Methods In the proposed approach, TOF PET data are subsetized by interleaving TOF bins based on the number of TOF subsets, thereby PET images were updated over interleaved segments of response, leading to reduced inter-voxel dependencies and thus improved convergence. The contrast recovery coefficient (CRC) versus image roughness (IR) performance of both OSEM and MLEM algorithms with and without TOF subsetization was evaluated using experimental NEMA phantom and clinical FDG PET/CT studies acquired on the Siemens mCT PET/CT scanner. In this first study, the combination of 14 azimuthal subsets, and 2-3 TOF subsets were evaluated.
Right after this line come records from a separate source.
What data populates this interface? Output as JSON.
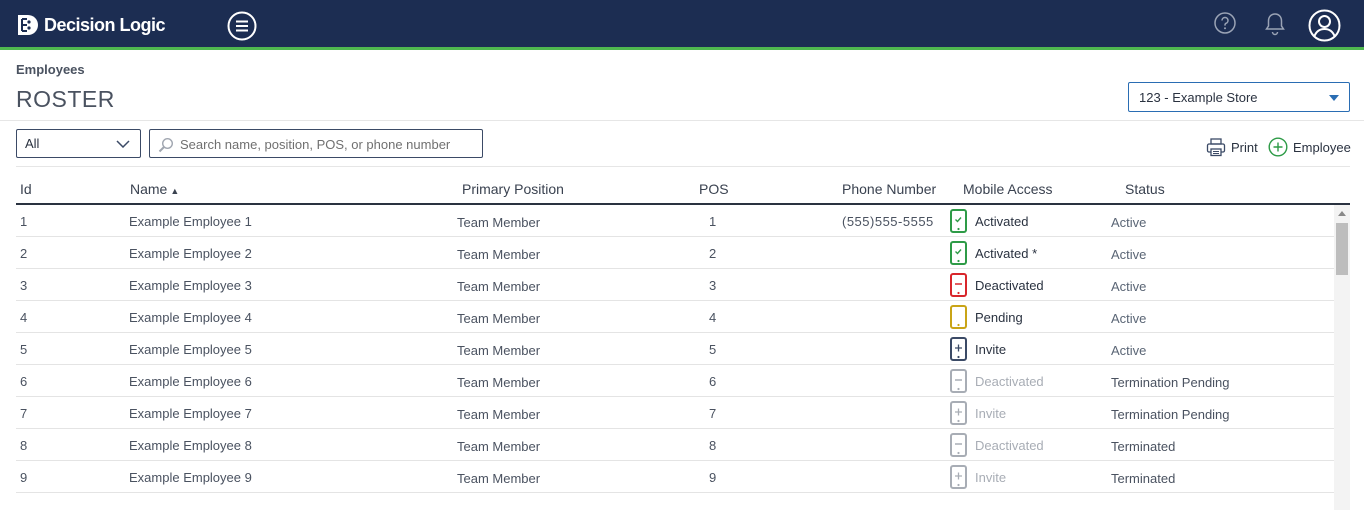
{
  "header": {
    "logo_text": "Decision Logic"
  },
  "breadcrumb": "Employees",
  "page_title": "ROSTER",
  "store_select": {
    "value": "123 - Example Store"
  },
  "filter": {
    "value": "All"
  },
  "search": {
    "placeholder": "Search name, position, POS, or phone number",
    "value": ""
  },
  "actions": {
    "print_label": "Print",
    "add_label": "Employee"
  },
  "table": {
    "columns": {
      "id": "Id",
      "name": "Name",
      "primary_position": "Primary Position",
      "pos": "POS",
      "phone": "Phone Number",
      "mobile_access": "Mobile Access",
      "status": "Status"
    },
    "sort_indicator": "▲",
    "rows": [
      {
        "id": "1",
        "name": "Example Employee 1",
        "position": "Team Member",
        "pos": "1",
        "phone": "(555)555-5555",
        "mobile": "Activated",
        "mobile_state": "activated",
        "status": "Active"
      },
      {
        "id": "2",
        "name": "Example Employee 2",
        "position": "Team Member",
        "pos": "2",
        "phone": "",
        "mobile": "Activated *",
        "mobile_state": "activated",
        "status": "Active"
      },
      {
        "id": "3",
        "name": "Example Employee 3",
        "position": "Team Member",
        "pos": "3",
        "phone": "",
        "mobile": "Deactivated",
        "mobile_state": "deactivated",
        "status": "Active"
      },
      {
        "id": "4",
        "name": "Example Employee 4",
        "position": "Team Member",
        "pos": "4",
        "phone": "",
        "mobile": "Pending",
        "mobile_state": "pending",
        "status": "Active"
      },
      {
        "id": "5",
        "name": "Example Employee 5",
        "position": "Team Member",
        "pos": "5",
        "phone": "",
        "mobile": "Invite",
        "mobile_state": "invite",
        "status": "Active"
      },
      {
        "id": "6",
        "name": "Example Employee 6",
        "position": "Team Member",
        "pos": "6",
        "phone": "",
        "mobile": "Deactivated",
        "mobile_state": "deactivated-muted",
        "status": "Termination Pending"
      },
      {
        "id": "7",
        "name": "Example Employee 7",
        "position": "Team Member",
        "pos": "7",
        "phone": "",
        "mobile": "Invite",
        "mobile_state": "invite-muted",
        "status": "Termination Pending"
      },
      {
        "id": "8",
        "name": "Example Employee 8",
        "position": "Team Member",
        "pos": "8",
        "phone": "",
        "mobile": "Deactivated",
        "mobile_state": "deactivated-muted",
        "status": "Terminated"
      },
      {
        "id": "9",
        "name": "Example Employee 9",
        "position": "Team Member",
        "pos": "9",
        "phone": "",
        "mobile": "Invite",
        "mobile_state": "invite-muted",
        "status": "Terminated"
      }
    ]
  },
  "colors": {
    "header_bg": "#1c2d52",
    "accent_green": "#4fb84f",
    "activated": "#2e9b47",
    "deactivated": "#d8262b",
    "pending": "#c9a417",
    "invite": "#3b4a66",
    "muted": "#a8adb5"
  },
  "icons": {
    "logo": "decision-logic-logo-icon",
    "menu": "hamburger-menu-icon",
    "help": "help-icon",
    "bell": "bell-icon",
    "user": "user-account-icon",
    "search": "search-icon",
    "print": "printer-icon",
    "add": "plus-circle-icon",
    "chevron": "chevron-down-icon"
  }
}
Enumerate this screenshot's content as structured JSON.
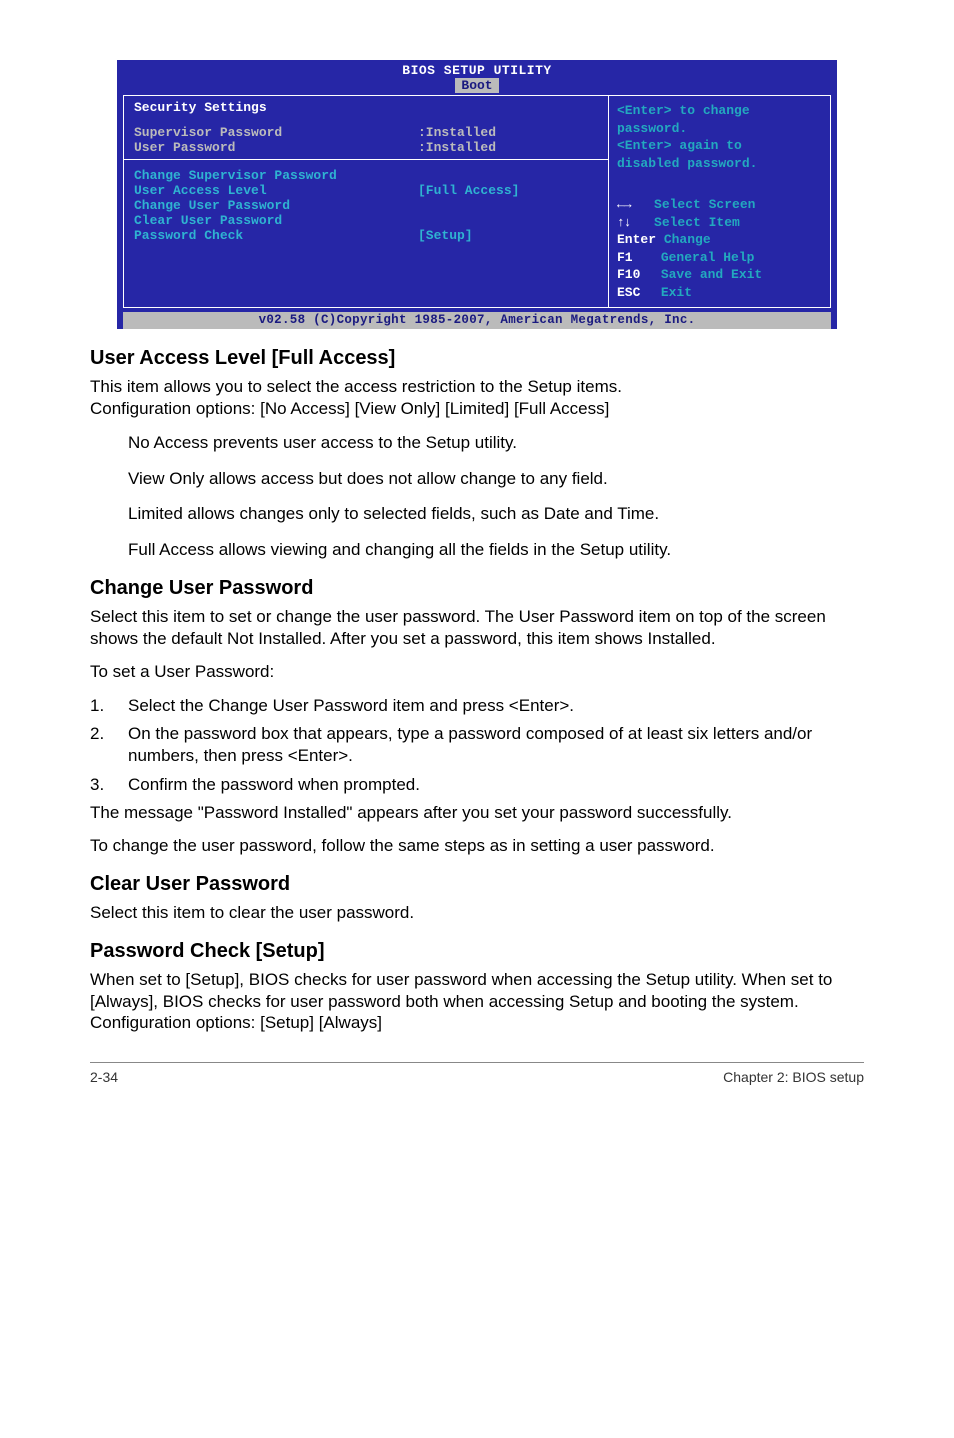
{
  "bios": {
    "title": "BIOS SETUP UTILITY",
    "tab": "Boot",
    "left_top": {
      "heading": "Security Settings"
    },
    "passwords": {
      "sup_label": "Supervisor Password",
      "sup_value": ":Installed",
      "user_label": "User Password",
      "user_value": ":Installed"
    },
    "items": {
      "change_sup": "Change Supervisor Password",
      "access_level_lbl": "User Access Level",
      "access_level_val": "[Full Access]",
      "change_user": "Change User Password",
      "clear_user": "Clear User Password",
      "pw_check_lbl": "Password Check",
      "pw_check_val": "[Setup]"
    },
    "help_top": {
      "line1": "<Enter> to change",
      "line2": "password.",
      "line3": "<Enter> again to",
      "line4": "disabled password."
    },
    "help_bottom": {
      "lr_arrows": "←→",
      "lr_text": "Select Screen",
      "ud_arrows": "↑↓",
      "ud_text": "Select Item",
      "enter_key": "Enter",
      "enter_text": "Change",
      "f1_key": "F1",
      "f1_text": "General Help",
      "f10_key": "F10",
      "f10_text": "Save and Exit",
      "esc_key": "ESC",
      "esc_text": "Exit"
    },
    "footer": "v02.58 (C)Copyright 1985-2007, American Megatrends, Inc."
  },
  "doc": {
    "h1": "User Access Level [Full Access]",
    "h1_p1": "This item allows you to select the access restriction to the Setup items.",
    "h1_p2": "Configuration options: [No Access] [View Only] [Limited] [Full Access]",
    "bullets": {
      "b1": "No Access prevents user access to the Setup utility.",
      "b2": "View Only allows access but does not allow change to any field.",
      "b3": "Limited allows changes only to selected fields, such as Date and Time.",
      "b4": "Full Access allows viewing and changing all the fields in the Setup utility."
    },
    "h2": "Change User Password",
    "h2_p1": "Select this item to set or change the user password. The User Password item on top of the screen shows the default Not Installed. After you set a password, this item shows Installed.",
    "h2_p2": "To set a User Password:",
    "steps": {
      "s1": "Select the Change User Password item and press <Enter>.",
      "s2": "On the password box that appears, type a password composed of at least six letters and/or numbers, then press <Enter>.",
      "s3": "Confirm the password when prompted."
    },
    "h2_p3": "The message \"Password Installed\" appears after you set your password successfully.",
    "h2_p4": "To change the user password, follow the same steps as in setting a user password.",
    "h3": "Clear User Password",
    "h3_p1": "Select this item to clear the user password.",
    "h4": "Password Check [Setup]",
    "h4_p1": "When set to [Setup], BIOS checks for user password when accessing the Setup utility. When set to [Always], BIOS checks for user password both when accessing Setup and booting the system.",
    "h4_p2": "Configuration options: [Setup] [Always]"
  },
  "footer": {
    "left": "2-34",
    "right": "Chapter 2: BIOS setup"
  }
}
Results The proposed technique improved considerably the convergence of OSEM and MLEM algorithms. For the NEMA phantom, the OSEM algorithm (with 14 azimuthal subsets) resulted in overall CRC and IR of 65.8% and 21.2% over all spheres, respectively, while the accelerated OSEM (with 14 azimuthal and 3 TOF subsets) resulted in overall CRC and IR of 70.0% and 31.2%. The clinical study also demonstrated that the proposed method further accelerated the convergence, thus providing a high lesion-to-background ratio after a fewer number of iterations.
Conclusions TOF subsetization is a promising technique to further improve the convergence properties of OSEM and MLEM algorithms.
Research Support This work was supported in part by the Swiss National Science Foundation under Grant SNSF 31003A-149957 and by the Indo-Swiss Joint Research Programme ISJRP 138866.